С честью похоронив отца, Михаил Кашинский безо спора присягнул Михаилу Александровичу, признавая его старейшество. Тверской князь ожидал иного и был немало удивлен. Он не знал, что накануне двоюродный брат (позади была и дума с боярами, и иные беседы, и – отцовского слова не нарушишь!), измученно рухнув на взголовье, вопросил жену:
- Что ж деять-то, Васюня?
Василиса вздохнула в ответ:
- Целуй крест Михаилу! Ему по лествице надлежит. А паче того, время теперь не наше. Михайлово.
***
Тверской князь ходил взад-вперед по горнице. Овдотья тут же кормила младеня. Во время Новогородковских событий она была тяжела, о чем Михаил, отъезжая в Литву, еще не ведал, и теперь, вспоминая, всякий раз ужасался. Васенька уже насытился, и не сосал, а больше баловался, пихался крошечными ручонками в мягкую материнскую грудь, и в иное время Михаил думал бы отнюдь не о духовных особах. Но в руке у него – вот она, не отмахнешься! - была владычная грамота, призывающая его на суд с князем Еремеем, снова, через крестное целование, зарящимся на удел покойного брата. С ним явно собирались управиться так же, как с Борисом Городецким. Правого суда на Москве ждать было нечего, с прошлого года там навряд ли что изменилось. Да и… он – государь в своей земле, и суд русским князьям надлежит творить митрополиту Всея Руси. Так при чем тут Москва?! Но, с другой стороны, как не ехать, как явить непокорство духовному главе Руси?

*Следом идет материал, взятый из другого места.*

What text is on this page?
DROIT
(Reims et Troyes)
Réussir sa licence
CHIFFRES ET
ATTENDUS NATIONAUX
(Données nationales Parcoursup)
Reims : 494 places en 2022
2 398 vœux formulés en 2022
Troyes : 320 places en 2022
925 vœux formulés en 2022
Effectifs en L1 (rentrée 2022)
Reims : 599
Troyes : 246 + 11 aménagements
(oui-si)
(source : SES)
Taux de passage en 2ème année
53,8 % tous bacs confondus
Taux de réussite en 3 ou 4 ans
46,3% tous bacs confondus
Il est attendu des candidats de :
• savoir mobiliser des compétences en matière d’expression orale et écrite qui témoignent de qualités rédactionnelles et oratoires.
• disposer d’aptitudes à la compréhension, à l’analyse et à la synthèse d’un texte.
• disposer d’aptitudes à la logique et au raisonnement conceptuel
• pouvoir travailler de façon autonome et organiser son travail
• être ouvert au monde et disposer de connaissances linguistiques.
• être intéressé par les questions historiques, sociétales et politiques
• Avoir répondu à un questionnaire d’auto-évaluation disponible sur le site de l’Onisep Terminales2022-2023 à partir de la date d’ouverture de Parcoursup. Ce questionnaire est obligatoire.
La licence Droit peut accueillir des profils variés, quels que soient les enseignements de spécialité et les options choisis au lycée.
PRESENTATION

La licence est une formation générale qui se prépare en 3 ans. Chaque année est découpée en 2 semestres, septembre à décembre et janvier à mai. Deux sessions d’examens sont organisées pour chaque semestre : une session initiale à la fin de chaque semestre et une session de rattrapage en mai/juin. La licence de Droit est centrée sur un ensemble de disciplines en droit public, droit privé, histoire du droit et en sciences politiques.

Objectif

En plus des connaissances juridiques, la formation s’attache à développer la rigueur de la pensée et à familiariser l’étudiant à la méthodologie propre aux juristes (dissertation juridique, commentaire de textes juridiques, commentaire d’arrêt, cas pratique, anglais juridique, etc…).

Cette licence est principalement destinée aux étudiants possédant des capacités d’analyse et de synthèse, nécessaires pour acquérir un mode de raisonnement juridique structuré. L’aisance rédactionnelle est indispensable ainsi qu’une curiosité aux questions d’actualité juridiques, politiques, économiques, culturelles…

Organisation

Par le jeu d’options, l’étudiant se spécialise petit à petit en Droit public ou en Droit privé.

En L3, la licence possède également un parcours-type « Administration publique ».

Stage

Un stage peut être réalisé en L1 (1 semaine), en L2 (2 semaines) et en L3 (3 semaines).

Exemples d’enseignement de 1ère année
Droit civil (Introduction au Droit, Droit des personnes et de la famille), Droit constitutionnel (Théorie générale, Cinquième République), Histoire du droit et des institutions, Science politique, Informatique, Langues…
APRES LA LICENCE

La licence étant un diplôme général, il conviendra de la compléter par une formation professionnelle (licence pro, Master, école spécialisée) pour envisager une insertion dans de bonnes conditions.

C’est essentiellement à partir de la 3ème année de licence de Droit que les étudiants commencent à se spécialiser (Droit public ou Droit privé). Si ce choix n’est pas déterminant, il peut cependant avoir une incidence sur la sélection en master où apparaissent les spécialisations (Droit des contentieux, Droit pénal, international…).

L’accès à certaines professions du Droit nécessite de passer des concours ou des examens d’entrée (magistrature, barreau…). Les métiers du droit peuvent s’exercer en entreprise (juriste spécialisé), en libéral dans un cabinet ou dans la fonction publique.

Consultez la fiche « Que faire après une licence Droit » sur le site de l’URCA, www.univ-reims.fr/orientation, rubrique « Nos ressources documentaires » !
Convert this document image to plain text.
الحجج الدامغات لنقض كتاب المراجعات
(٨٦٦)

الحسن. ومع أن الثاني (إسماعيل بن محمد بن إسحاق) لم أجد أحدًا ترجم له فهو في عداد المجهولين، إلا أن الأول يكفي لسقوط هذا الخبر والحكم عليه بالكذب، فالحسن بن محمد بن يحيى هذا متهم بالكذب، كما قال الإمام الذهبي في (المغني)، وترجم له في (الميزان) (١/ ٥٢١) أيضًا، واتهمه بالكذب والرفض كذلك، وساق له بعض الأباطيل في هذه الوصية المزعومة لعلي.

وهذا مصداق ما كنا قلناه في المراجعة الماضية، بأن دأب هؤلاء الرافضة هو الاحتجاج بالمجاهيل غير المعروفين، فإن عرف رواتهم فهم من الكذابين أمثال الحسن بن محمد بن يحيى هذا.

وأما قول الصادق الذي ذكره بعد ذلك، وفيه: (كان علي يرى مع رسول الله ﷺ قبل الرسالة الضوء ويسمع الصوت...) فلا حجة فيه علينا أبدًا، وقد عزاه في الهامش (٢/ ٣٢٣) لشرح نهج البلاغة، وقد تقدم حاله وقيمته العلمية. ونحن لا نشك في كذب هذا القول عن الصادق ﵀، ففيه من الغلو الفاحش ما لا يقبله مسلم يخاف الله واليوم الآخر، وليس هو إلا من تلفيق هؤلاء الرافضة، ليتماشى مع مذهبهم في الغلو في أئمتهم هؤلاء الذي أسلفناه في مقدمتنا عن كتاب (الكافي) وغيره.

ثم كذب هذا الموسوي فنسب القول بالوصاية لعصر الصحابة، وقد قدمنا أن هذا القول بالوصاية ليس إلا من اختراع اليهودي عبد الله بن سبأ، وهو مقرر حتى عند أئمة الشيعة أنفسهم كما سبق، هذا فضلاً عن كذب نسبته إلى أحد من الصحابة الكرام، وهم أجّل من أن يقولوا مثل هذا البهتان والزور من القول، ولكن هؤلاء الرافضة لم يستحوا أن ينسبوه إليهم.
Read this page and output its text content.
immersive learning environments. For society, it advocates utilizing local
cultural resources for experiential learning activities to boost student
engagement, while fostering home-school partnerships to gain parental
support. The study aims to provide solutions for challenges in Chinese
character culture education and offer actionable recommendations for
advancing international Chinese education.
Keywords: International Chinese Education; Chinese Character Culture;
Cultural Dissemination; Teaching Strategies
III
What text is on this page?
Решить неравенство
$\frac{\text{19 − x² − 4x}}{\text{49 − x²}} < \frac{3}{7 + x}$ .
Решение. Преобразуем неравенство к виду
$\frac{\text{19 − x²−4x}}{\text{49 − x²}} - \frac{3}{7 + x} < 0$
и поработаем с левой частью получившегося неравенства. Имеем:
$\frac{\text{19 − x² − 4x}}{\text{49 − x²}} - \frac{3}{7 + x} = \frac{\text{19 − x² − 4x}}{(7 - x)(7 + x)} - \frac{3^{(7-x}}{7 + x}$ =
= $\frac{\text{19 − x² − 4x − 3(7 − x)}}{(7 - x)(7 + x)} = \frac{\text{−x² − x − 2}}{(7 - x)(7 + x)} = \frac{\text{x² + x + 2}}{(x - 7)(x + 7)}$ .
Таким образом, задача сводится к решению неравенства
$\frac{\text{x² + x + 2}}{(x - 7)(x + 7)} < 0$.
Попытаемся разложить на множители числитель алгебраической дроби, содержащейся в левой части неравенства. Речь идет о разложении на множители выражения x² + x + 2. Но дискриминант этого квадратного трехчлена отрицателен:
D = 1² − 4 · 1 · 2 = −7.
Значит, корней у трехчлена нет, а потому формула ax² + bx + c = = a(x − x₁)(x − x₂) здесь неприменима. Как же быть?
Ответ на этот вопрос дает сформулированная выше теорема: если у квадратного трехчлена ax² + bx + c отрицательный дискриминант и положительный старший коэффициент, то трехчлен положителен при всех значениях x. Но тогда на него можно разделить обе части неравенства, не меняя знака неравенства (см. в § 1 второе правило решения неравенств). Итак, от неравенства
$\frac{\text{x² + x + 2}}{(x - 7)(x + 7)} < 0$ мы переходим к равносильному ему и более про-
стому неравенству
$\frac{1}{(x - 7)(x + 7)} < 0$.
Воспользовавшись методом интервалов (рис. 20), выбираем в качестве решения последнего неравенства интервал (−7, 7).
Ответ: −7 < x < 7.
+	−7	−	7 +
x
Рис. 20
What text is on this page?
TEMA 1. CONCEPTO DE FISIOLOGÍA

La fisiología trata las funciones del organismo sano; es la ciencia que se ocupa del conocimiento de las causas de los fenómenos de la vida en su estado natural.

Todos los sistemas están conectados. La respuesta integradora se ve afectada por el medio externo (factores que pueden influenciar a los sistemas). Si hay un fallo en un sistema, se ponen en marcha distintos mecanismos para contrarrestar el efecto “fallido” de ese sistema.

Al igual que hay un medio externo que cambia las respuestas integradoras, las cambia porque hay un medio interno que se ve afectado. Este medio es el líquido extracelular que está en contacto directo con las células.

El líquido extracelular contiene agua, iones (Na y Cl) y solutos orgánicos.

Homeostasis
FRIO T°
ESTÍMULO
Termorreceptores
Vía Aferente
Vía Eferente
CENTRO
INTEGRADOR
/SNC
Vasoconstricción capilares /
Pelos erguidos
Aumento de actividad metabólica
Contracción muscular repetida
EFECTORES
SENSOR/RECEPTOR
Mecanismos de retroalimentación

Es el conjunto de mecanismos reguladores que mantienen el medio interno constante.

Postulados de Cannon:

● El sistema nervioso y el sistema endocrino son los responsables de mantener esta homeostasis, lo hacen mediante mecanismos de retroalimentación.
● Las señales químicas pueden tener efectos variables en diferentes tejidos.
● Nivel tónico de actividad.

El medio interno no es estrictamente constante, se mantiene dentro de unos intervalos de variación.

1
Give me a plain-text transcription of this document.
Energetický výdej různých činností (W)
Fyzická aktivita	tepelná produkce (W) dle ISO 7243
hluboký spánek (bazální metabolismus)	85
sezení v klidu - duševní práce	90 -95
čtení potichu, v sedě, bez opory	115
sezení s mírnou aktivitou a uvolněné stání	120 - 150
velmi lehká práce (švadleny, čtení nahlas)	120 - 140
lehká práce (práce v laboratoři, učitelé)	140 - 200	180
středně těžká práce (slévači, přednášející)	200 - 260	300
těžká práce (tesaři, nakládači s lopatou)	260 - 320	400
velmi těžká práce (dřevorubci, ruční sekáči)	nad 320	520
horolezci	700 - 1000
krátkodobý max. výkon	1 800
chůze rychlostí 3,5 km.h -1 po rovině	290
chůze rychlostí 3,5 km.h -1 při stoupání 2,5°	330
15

- Едешь, ладо? – заботно вопросила княгиня, и ее голубые очи отемнились тревогой.
Михаил яростно отмотнул головой:
- Не ведаю! А ты как мыслишь?
- Дед твой тоже на суд отправился, - осторожно высказала Овдотья, - а что из этого вышло?
- Москва все ж не Сарай! – возразил Михаил. – Владыка Алексий дает мне слово, что, мол, и волоса не упадет с головы. Ему не верить, кому ж тогда и верить на Руси?
- Как знаешь, - княгиня зябко перевела плечами, застегнула резную пуговицу на сорочке. – И все ж мне что-то боязно.
Михаилу вдруг вспомнилась давняя московская осень. И в жаркий летний день вживую повеяло прохладой, вспомнилась прозрачная тишина облетающего сада, и даже запах сдобы послышался отчетливо, как будто внесенный ветром в отворенное окно. Батюшко Алексий стоит на высоком крыльце. Тогда он казался Мише очень высоким и очень старым. И добрым… Он наблюдает за бегающими по двору ребятами, и у него от улыбки из уголков глаз лучиками разбегаются морщинки. Мелькнуло и еще одно воспоминание: худенькая девочка с темными внимательными глазами… Князь быстро подошел и, наклонившись к жене, поцеловал ее в шею. От нее тепло пахло южными цветами и молоком.
- Неможно не ехать, - проговорил он. Взял на руки младеня, тут же заулыбавшегося во весь свой беззубый ротик. – Не-мож-но-не-е-хать, - повторил он по складам, точно детскую считалочку. – Соромно не ехать.
***
На Москве Тверского князя встретили пристойно, как и подобает государю принимать государя. Алексий, ставший белее и суше, отчаянно волнующийся молодой великий князь, молодая княгиня, племянница Михайловой Евдокии и тоже Евдокия, хорошенькая, пухленькая, до умиления похожая на тетку, и их маленький Данилушка, которого с гордостью показали тверскому гостю, заставив вспомнить о Васеньке… И все это милое домашнее счастье в соединении с торжественным чином встречи казалось еще трогательнее. И… все было хорошо, слишком хорошо, черт его дери! Как просто не должно было быть. Михаил даже успокоился, приметив, что приставленный для услуг холоп чересчур старательно ходит за ним по пятам.
Тем не менее, поднявшись на глядень, он решительно захлопнул дверь перед носом у соглядатая. Понятливый холоп далее лезть не решился.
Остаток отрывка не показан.